Aside from simplifying a borrower’s loan repayment, student loan consolidation can also lower the monthly payment by opting for a longer repayment period of up to 30 years. However, a longer loan duration means that you might end up paying more over time. There is also a possibility that the monthly installment loan payment might be lower. A private lender might offer you a lower interest rate based on your improved credit score. 

However, consolidation under the Federal Direct Consolidation program might lead to a higher interest rate depending on the current interest rates that you are paying on your multiple loans. The interest rate on the consolidated federal loan is the weighted average of the interest rates on the loans being consolidated. The computed rate is rounded up to the nearest one-eighth of one percent. 

Does student loan consolidation hurt your credit?

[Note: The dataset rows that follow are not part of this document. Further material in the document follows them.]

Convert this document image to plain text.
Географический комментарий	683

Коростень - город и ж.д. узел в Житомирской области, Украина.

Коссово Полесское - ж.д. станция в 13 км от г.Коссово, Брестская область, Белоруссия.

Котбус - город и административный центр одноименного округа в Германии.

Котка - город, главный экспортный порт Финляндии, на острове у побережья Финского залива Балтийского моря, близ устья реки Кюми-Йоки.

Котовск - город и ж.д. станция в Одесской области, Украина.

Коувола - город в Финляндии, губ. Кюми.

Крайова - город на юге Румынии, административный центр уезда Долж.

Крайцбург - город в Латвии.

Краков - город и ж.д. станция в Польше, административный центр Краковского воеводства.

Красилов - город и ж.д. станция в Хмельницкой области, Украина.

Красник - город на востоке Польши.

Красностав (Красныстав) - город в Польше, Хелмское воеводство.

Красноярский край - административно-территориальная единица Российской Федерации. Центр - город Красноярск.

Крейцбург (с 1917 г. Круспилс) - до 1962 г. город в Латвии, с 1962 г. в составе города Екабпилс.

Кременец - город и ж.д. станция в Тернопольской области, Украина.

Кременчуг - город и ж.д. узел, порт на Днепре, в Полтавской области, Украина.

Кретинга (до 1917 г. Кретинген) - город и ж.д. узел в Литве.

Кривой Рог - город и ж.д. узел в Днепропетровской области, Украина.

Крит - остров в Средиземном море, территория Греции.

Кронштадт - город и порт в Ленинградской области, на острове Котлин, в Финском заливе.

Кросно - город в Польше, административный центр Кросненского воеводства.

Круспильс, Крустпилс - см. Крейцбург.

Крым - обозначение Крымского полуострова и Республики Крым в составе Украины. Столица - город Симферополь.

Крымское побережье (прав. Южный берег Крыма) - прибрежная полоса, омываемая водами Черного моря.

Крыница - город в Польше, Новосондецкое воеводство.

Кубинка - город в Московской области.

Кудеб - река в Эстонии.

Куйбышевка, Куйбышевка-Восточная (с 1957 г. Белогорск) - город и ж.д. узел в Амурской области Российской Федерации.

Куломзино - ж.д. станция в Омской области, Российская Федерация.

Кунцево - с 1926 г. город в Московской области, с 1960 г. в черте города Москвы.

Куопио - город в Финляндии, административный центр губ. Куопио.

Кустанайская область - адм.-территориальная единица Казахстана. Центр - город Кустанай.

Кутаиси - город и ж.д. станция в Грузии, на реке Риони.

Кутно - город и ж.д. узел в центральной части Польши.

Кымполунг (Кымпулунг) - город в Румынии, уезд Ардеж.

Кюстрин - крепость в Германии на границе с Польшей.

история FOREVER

Several people are worried about how loan consolidation could impact their credit rating. Student loan consolidation might actually help improve your credit score. Instead of having debt obligations to multiple creditors with different rates, consolidation helps you make a single payment to one lender. Consolidation also helps ensure timely payment. A lower loan monthly payment and a longer duration could enhance your credit score. 

However, your credit score might be impacted significantly if you default on the consolidated student loan. A default stays on your credit report for seven years.  

Beware of the cons

We have discussed several advantages associated with student loan consolidation. However, there are certain disadvantages too. We already mentioned that the Federal Direct Consolidation loan program might lead to a higher interest rate since it is based on an average figure. Also, if a private lender offers you a lower interest or a lower monthly payment on a longer duration, you might end up paying a higher amount in aggregate. The new interest will accrue on a higher principal balance. 

Also, the borrower might lose several benefits when consolidating federal and private student loans through a private lender. The benefits include federal repayment options and loan forgiveness. Also, rebates and discounts under the existing loans might cease once you consolidate your existing loan. Overall, you should carefully assess the impact of student loan consolidation on your loan payments, current benefits from lenders, and credit score before making a final decision.